A recent twitter posting prompted a discussion which took on a number of directions
am writing short piece about improving #nhs workforce productivity.Any comments/views from @dr_fiona @droliverwarren @nikkikf @damian_roland
— Dr Emma Stanton (@doctorpreneur) December 23, 2012
The resulting discussion can be found here. The concept of productivity caused me reflection during and after the twitter chat; in particular on the theme of individual performance.
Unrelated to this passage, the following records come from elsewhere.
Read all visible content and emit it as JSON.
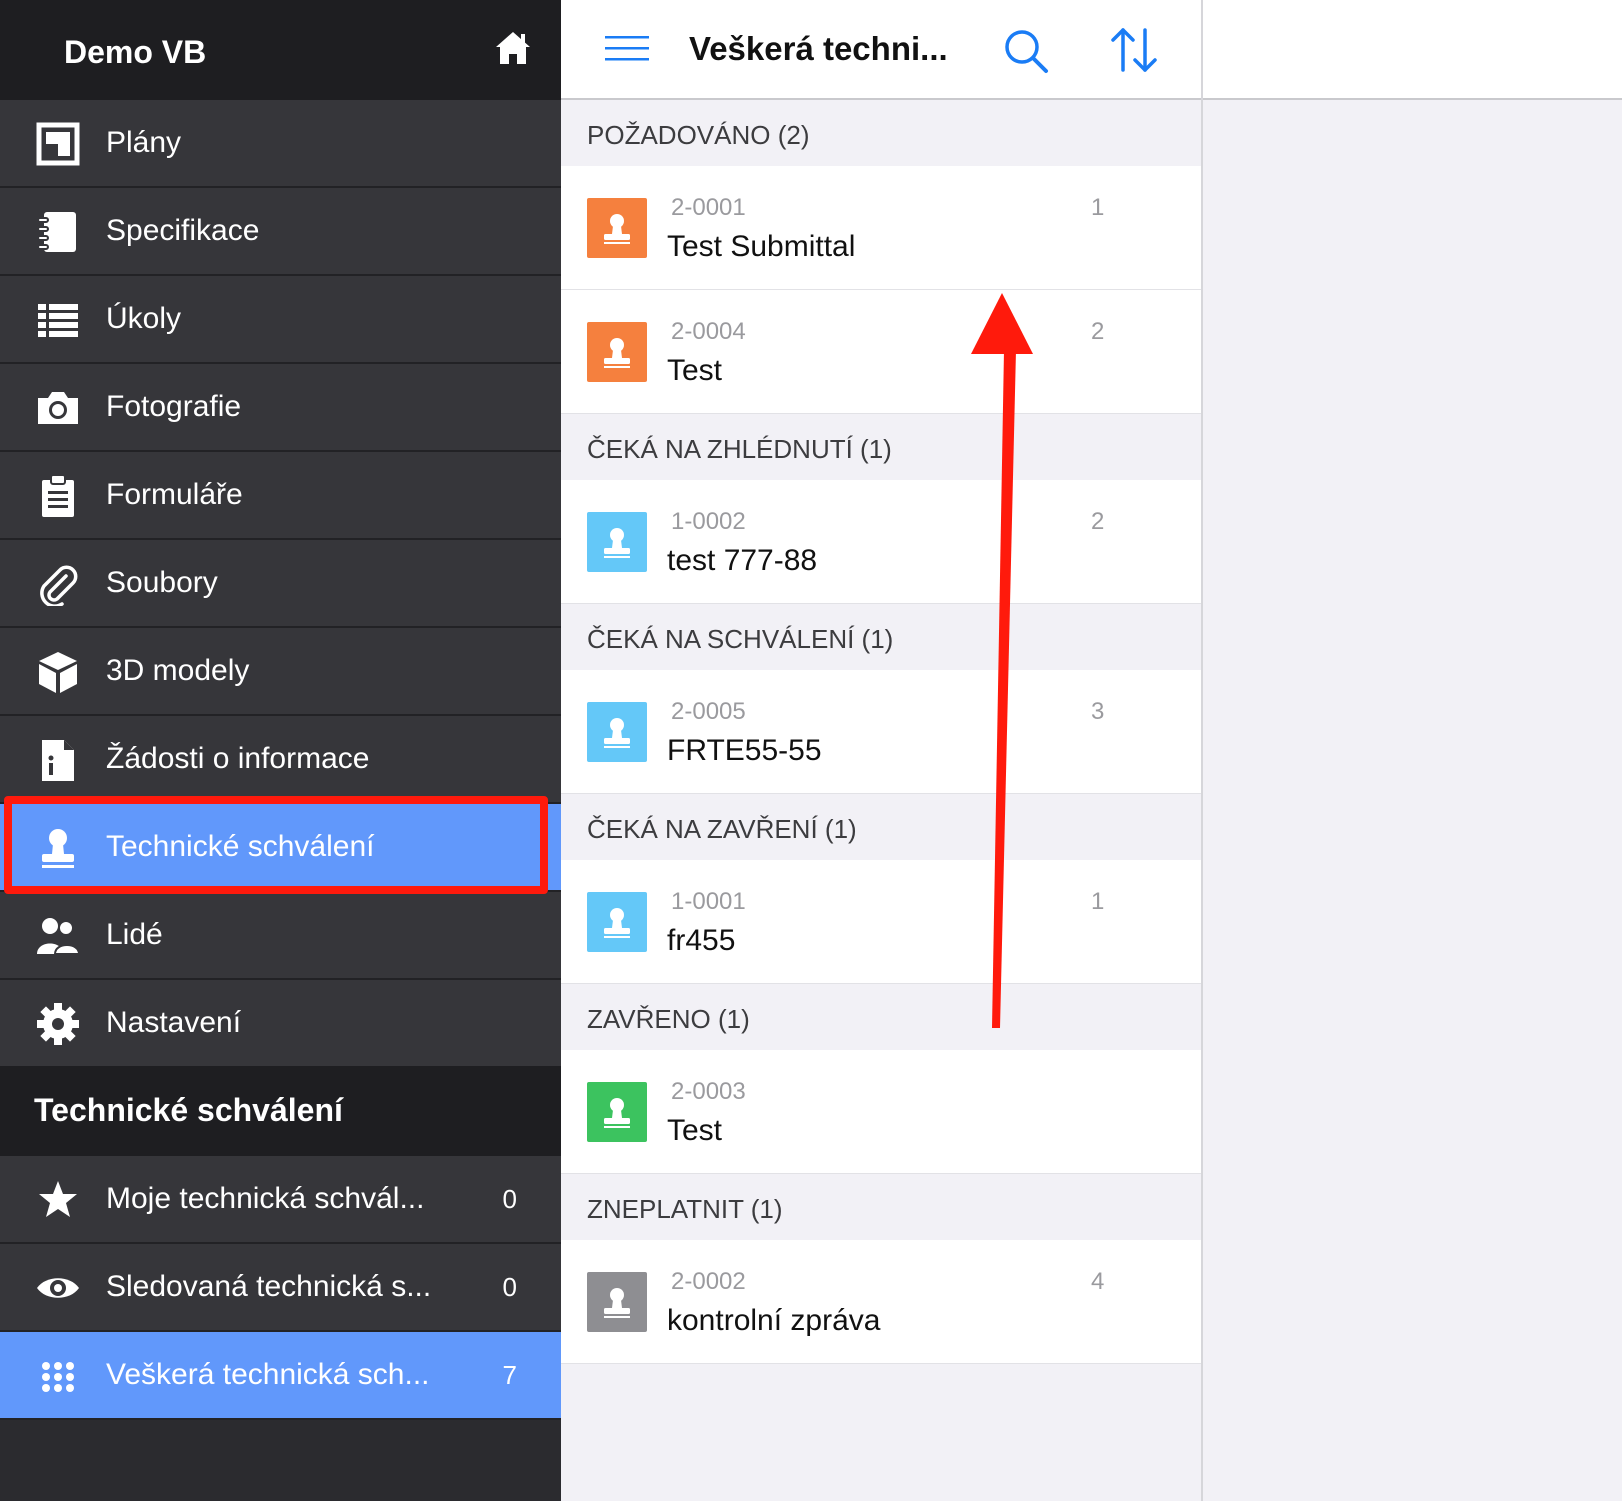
{
  "sidebar": {
    "project_title": "Demo VB",
    "items": [
      {
        "label": "Plány"
      },
      {
        "label": "Specifikace"
      },
      {
        "label": "Úkoly"
      },
      {
        "label": "Fotografie"
      },
      {
        "label": "Formuláře"
      },
      {
        "label": "Soubory"
      },
      {
        "label": "3D modely"
      },
      {
        "label": "Žádosti o informace"
      },
      {
        "label": "Technické schválení"
      },
      {
        "label": "Lidé"
      },
      {
        "label": "Nastavení"
      }
    ],
    "section_title": "Technické schválení",
    "filters": [
      {
        "label": "Moje technická schvál...",
        "count": "0"
      },
      {
        "label": "Sledovaná technická s...",
        "count": "0"
      },
      {
        "label": "Veškerá technická sch...",
        "count": "7"
      }
    ]
  },
  "list": {
    "title": "Veškerá techni...",
    "groups": [
      {
        "header": "POŽADOVÁNO (2)",
        "rows": [
          {
            "number": "2-0001",
            "name": "Test Submittal",
            "rev": "1",
            "color": "#f5803e"
          },
          {
            "number": "2-0004",
            "name": "Test",
            "rev": "2",
            "color": "#f5803e"
          }
        ]
      },
      {
        "header": "ČEKÁ NA ZHLÉDNUTÍ (1)",
        "rows": [
          {
            "number": "1-0002",
            "name": "test 777-88",
            "rev": "2",
            "color": "#64c8f8"
          }
        ]
      },
      {
        "header": "ČEKÁ NA SCHVÁLENÍ (1)",
        "rows": [
          {
            "number": "2-0005",
            "name": "FRTE55-55",
            "rev": "3",
            "color": "#64c8f8"
          }
        ]
      },
      {
        "header": "ČEKÁ NA ZAVŘENÍ (1)",
        "rows": [
          {
            "number": "1-0001",
            "name": "fr455",
            "rev": "1",
            "color": "#64c8f8"
          }
        ]
      },
      {
        "header": "ZAVŘENO (1)",
        "rows": [
          {
            "number": "2-0003",
            "name": "Test",
            "rev": "",
            "color": "#3cc35f"
          }
        ]
      },
      {
        "header": "ZNEPLATNIT (1)",
        "rows": [
          {
            "number": "2-0002",
            "name": "kontrolní zpráva",
            "rev": "4",
            "color": "#8e8e92"
          }
        ]
      }
    ]
  },
  "colors": {
    "accent": "#6198fb",
    "icon_blue": "#1a7cf5",
    "annotation_red": "#ff1a0c"
  }
}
If talking about productivity as a measure of efficiency then #nhs has a way to go but if measure discrete outcomes [1/2] @doctorpreneur
— Damian Roland (@Damian_Roland) December 23, 2012
then complex as currently not sure how I could possibly see more patients per shift without being unsafe [2/2] @doctorpreneur
— Damian Roland (@Damian_Roland) December 23, 2012
Obviously in the big scheme of things the number of patients I see on any given shift has absolutely no bearing on the overall productivity of the NHS. But is my own work rate or output in any way correlated? And more importantly are the metrics themselves even comparable?
What is productivity? Wikipedia describes it as thus:
Productivity is a measure of the efficiency of production. Productivity is a ratio of production output to what is required to produce it (inputs). The measure of productivity is defined as a total output per one unit of a total input.
Is this in anyway meaningful for the health sector? The Kings Fund (@thekingsfund) give a range of possibilities but I am still left asking: Am I productive?
I think back to my last weekend shift. I work in a busy Paediatric Emergency Department which links to a tertiary children’s hospital. I think of myself as having been productive if I see x number of patients (for me x is 20 but I am not sure the number is transferrable as a comparison measure). Although the actual case-mix is very variable virtually every weekend contains a number of specific events/presentations which has a large bearing on my self-productive rating (and sense of achievement by the end of the shift).
- The state of the department prior to my arrival. A weekend shift runs from 12pm-10pm and there is a back log of reviews to clear (I am a relatively senior registrar) even before I can see new patients. Any productivity I bring in respect of patient decisions or interventions is not additional benefit it is based on prior inputs (or patient presentations in a health care sense) to my arrival. Is it efficient to potentially reduce my de novo productivity at the outset of my shift?
- The number of emergency cases (defined as patients requiring immediate, potentially life saving, intervention). A prolonged resuscitation requires multiple resources and, regardless of the efficiency of the team, drains time from seeing other patients.
- The number of complex non-emergency dischargeable (CoNED) cases (bear with me on this…). Appreciating the subjective nature of ‘complex’ these are cases which do not immediately fit a pattern which an experienced health care professional would recognise. I suppose it is self evident that lots of complex cases will require more time and therefore less patient turnover per clinician. However in an emergency department once it is clear a patient needs to be admitted you become less productive if you spend effort utilising resources that could be done by the inpatient team. Conversely from a patient perspective there are some investigations or managements if commenced early save time later in the patient journey. So there is a balance between ‘fast tracking’ and the overall length of stay. Additionally you must also have insight that this is a complex case; often reviews on patients on behalf of juniors reveal patients who were thought not be complex but in fact are (and vice-versa!). Ultimately the ability to manage a complex case requiring admission is a skill which improves with experience and I am not sure affects my overall productivity . However if a complex patient does not need to be in hospital this may be particular time leeching. From a 4 hour target perspective (see @drmarknewbold‘s brilliant blog on this) it may well be easier to admit but this is not always in the patients best interest. The number of CoNEDs is in part a function of the success of modern medicine and the ability of health services to provide effective and prompt follow-up.
I am very happy to concede that the number of patients seen is not a brilliant metric for productivity and that emergency medicine is only a small part of the NHS workload. I believe, the triad of, the current capacity of system, the number of serious cases and the number of complex cases not requiring referral to another provider is an important factor in determining productivity. The solution therefore may not depend on the individual. That will certainly not stop me working very hard to get x as high as it safely can be.